As virtudes cardeais recebem esse nome por causa do significado do termo “cardeal”, que vem do latim "cardo, cardinis", cujo sentido principal é “eixo”. A ideia central é a seguinte: assim como as coisas giram em torno do eixo, toda a vida moral gira em torno dessas virtudes. Na filosofia moral da Antiguidade já se reconhecia que certas virtudes eram fundamentais para ordenar a conduta humana. Quando o pensamento cristão assimilou essa tradição, manteve o conceito e o nome.
Elas são chamadas “cardeais” porque sustentam as demais virtudes morais; ordenam a ação humana de modo estável; e funcionam como princípios estruturantes da vida ética. Elas são quatro: prudência – orienta a razão prática e governa as decisões; justiça – regula as relações com o próximo; fortaleza – dá firmeza diante das dificuldades; e temperança – modera os apetites e paixões.
A temperança reside no apetite concupiscível e é a virtude que mantém o apetite humano moderado, impedindo que ele vá a extremos em relação às coisas que dizem respeito aos prazeres do tato, seja por excesso, seja por defeito.
Santo Tomás diz que o seu objeto próprio é, de fato, o prazer, mas especificamente em relação ao tato. Isso inclui a comida (é preciso tocar o alimento para comê-lo) e também diz respeito às relações conjugais. Portanto, são essas duas coisas às quais ela se aplica diretamente. Evidentemente, na intemperança há diferentes extremos, pois ela pode ocorrer em ambos os lados.
A primeira virtude que está sob a temperança é a virtude do pudor ou da vergonha. Atualmente, por causa da psicologia moderna, a maioria das pessoas pensa que a vergonha é algo mau ou negativo, quando, na verdade, na visão de Santo Tomás, ela é uma virtude. Essa virtude é aquela pela qual a pessoa teme ser percebida como vil. Essa é a definição de vergonha: o temor de ser percebido como baixo ou vil.

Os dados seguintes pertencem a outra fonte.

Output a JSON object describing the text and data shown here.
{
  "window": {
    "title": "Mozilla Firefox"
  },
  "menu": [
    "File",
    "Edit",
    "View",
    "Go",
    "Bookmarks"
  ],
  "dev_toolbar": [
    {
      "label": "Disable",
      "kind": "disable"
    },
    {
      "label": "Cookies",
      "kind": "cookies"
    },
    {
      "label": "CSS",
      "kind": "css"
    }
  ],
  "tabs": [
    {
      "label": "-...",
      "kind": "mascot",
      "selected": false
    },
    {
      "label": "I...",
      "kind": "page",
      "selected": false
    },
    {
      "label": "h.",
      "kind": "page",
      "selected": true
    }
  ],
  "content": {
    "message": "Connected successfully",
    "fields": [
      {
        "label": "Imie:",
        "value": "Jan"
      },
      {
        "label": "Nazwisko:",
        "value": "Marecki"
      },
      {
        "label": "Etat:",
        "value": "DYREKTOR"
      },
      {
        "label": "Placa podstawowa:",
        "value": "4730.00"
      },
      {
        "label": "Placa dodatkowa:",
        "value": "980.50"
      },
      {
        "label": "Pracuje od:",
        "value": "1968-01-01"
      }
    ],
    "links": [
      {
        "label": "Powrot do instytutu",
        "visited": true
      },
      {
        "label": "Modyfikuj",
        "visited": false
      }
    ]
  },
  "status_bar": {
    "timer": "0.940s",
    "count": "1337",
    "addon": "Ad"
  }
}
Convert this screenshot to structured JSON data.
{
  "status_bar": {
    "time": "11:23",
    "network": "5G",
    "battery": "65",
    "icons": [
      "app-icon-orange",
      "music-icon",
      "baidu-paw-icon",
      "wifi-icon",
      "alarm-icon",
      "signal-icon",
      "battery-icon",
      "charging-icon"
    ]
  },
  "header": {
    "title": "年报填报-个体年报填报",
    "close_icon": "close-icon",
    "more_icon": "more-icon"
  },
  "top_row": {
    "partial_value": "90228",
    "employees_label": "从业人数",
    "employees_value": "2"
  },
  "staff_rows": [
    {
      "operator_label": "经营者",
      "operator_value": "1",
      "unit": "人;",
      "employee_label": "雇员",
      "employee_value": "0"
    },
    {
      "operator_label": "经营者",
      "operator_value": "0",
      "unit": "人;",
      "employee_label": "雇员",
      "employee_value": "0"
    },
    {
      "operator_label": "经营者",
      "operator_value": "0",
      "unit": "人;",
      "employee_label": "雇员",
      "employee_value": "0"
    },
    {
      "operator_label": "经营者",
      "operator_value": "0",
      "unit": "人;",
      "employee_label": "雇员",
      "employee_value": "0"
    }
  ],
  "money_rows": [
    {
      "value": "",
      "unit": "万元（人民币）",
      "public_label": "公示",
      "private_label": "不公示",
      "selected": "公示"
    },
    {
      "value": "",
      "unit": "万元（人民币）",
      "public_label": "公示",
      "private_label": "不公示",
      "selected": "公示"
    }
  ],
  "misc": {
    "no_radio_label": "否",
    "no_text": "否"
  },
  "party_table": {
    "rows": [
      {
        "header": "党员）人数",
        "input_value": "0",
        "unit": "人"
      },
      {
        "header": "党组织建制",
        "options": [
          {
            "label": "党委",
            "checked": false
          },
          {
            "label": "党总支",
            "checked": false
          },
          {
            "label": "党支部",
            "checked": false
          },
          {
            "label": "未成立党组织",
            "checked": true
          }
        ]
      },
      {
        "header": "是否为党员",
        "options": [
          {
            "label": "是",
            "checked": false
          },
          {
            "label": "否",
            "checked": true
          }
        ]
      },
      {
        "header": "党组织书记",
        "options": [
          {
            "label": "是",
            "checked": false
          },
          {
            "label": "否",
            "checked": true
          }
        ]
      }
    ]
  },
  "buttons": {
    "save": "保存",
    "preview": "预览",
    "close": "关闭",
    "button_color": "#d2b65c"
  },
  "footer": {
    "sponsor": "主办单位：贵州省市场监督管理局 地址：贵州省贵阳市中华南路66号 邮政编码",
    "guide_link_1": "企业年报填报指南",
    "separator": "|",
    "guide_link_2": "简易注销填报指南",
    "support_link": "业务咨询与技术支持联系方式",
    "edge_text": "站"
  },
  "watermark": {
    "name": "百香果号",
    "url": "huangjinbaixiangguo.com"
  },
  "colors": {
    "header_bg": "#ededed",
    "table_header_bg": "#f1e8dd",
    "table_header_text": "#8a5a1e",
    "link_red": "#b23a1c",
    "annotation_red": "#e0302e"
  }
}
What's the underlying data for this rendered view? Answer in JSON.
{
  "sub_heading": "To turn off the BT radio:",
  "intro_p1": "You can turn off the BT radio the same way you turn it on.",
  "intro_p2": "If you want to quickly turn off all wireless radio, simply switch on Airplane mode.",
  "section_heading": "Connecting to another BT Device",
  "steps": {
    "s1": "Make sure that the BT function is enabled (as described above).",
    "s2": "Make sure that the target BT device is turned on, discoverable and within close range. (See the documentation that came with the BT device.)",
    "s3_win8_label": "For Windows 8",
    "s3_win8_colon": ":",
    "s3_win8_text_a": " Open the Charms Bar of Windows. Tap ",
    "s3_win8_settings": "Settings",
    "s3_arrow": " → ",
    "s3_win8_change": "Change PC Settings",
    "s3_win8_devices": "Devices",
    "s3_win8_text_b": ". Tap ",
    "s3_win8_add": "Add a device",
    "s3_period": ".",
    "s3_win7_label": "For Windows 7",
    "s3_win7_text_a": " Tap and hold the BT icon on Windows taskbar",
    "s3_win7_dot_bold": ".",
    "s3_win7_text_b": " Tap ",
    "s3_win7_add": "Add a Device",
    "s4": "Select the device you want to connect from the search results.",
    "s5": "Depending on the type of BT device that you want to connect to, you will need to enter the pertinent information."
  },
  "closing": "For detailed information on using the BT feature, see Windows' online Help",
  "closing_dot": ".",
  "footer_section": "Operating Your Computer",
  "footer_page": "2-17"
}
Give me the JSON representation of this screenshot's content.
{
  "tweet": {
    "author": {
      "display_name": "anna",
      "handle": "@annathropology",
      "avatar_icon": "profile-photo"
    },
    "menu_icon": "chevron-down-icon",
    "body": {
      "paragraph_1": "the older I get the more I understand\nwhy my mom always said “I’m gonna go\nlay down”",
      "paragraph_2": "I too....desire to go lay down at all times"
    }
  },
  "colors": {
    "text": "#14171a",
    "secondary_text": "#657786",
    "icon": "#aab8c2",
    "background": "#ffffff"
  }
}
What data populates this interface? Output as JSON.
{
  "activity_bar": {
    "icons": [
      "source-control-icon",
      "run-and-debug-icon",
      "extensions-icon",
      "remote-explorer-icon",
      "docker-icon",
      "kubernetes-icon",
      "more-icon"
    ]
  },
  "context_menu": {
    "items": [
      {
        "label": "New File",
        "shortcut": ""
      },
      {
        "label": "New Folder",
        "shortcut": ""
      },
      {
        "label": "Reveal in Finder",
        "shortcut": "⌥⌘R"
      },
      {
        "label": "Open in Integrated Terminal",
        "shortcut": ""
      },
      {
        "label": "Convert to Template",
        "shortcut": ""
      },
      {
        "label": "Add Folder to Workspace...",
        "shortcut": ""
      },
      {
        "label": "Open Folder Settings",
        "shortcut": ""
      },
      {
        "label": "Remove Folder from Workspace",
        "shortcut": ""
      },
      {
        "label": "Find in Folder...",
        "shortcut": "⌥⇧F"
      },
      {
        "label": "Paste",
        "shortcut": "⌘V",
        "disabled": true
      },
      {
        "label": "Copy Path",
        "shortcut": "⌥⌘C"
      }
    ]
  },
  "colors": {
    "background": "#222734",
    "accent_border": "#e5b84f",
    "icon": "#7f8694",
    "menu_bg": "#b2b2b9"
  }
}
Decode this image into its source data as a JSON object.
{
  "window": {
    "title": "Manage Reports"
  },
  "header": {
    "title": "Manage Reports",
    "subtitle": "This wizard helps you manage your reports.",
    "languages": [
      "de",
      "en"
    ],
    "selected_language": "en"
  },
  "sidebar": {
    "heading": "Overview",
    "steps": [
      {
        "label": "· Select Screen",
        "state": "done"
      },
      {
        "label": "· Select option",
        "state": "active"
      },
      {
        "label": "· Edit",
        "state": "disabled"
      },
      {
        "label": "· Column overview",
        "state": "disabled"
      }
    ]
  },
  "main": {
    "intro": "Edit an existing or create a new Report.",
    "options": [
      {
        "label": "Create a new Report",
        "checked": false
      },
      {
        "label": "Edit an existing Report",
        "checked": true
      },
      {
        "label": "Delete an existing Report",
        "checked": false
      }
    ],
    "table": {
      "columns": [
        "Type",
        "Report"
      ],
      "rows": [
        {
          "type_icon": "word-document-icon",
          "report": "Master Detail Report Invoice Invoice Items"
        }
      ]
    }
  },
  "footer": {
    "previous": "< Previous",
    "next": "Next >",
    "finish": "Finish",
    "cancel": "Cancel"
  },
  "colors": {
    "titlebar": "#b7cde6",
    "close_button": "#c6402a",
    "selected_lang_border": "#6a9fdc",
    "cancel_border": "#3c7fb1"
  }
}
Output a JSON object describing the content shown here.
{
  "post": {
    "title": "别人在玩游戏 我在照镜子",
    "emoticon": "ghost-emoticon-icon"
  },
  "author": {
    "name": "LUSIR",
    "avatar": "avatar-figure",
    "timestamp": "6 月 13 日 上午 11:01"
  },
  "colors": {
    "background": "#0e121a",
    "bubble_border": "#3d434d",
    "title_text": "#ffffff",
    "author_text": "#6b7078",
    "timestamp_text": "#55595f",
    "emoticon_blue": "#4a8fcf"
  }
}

Essa vergonha desempenha um papel particular na moderação das coisas, especialmente em relação à busca de coisas baixas, isto é, aquelas que dizem respeito ao ato conjugal e à comida. Quando alguém não tem vergonha, ela fala das coisas ligadas ao sexto mandamento (por exemplo) sem qualquer pudor, sem nenhum temor de serem vistas como baixas. Esse pudor precisa ser moderado, no sentido de não ser excessivo (não se deve ter vergonha daquilo que não é vergonhoso), nem inexistente.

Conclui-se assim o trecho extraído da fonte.